Indeed, on Friday, profit-booking was in the forefront. After the Sensex gained in the previous two sessions, investors lined up to make whatever gains were available. This explains why the Friday fall was broad-based, as the 16 major sectors logged losses. Apart from the large caps, and renowned stocks like Reliance Industries, the small-cap index slid by 1.7 per cent, and midcap one by more than two per cent. Only a few state-owned firms, like ONGC, gained. The oil explorer gained more than four per cent on Friday, and enjoyed its best week in the past two months, as it is a major beneficiary of high crude oil prices.

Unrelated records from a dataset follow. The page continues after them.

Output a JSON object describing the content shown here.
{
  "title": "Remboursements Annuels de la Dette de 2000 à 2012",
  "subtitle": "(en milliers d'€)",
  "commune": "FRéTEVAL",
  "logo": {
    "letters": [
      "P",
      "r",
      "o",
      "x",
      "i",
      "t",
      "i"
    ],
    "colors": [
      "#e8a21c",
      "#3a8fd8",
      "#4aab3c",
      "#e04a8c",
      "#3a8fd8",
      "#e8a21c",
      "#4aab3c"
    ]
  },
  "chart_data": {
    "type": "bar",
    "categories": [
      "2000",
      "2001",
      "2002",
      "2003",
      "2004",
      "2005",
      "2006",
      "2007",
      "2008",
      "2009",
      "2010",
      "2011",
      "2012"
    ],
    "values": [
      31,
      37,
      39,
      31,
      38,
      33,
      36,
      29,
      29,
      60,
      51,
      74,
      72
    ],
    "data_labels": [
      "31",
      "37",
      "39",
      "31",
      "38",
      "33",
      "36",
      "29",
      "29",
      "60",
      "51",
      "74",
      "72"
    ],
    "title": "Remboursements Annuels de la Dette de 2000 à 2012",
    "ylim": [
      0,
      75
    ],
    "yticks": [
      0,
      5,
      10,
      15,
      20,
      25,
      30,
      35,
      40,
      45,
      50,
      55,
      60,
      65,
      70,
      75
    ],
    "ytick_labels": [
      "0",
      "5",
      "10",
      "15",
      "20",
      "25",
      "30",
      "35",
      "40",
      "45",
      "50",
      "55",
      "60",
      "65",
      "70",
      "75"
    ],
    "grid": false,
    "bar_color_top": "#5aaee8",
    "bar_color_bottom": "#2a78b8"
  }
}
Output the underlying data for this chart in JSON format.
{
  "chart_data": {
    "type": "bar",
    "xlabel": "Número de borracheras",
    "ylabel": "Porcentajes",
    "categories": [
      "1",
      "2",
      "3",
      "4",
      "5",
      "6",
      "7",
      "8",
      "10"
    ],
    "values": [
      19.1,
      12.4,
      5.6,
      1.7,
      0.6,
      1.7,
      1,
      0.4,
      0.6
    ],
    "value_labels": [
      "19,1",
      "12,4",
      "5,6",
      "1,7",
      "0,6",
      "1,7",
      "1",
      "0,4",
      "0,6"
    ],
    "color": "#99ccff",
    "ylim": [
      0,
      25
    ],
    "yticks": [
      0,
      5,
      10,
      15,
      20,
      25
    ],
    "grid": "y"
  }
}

According to an analyst, “The Indian economy is strong enough to absorb the shock if the war ends, crude cools down, and gas availability becomes normal.” In essence, if things happened as if the war was never there, being played in the minds of the global leaders. However, he adds, “The market hope is that since a prolonged war is in nobody’s interest, it may end soon. The US itself is now looking for an exit strategy.” But exits are clouded by smoke, fire, and flames. Maybe some windows and ventilators will open, as the smoke clears up.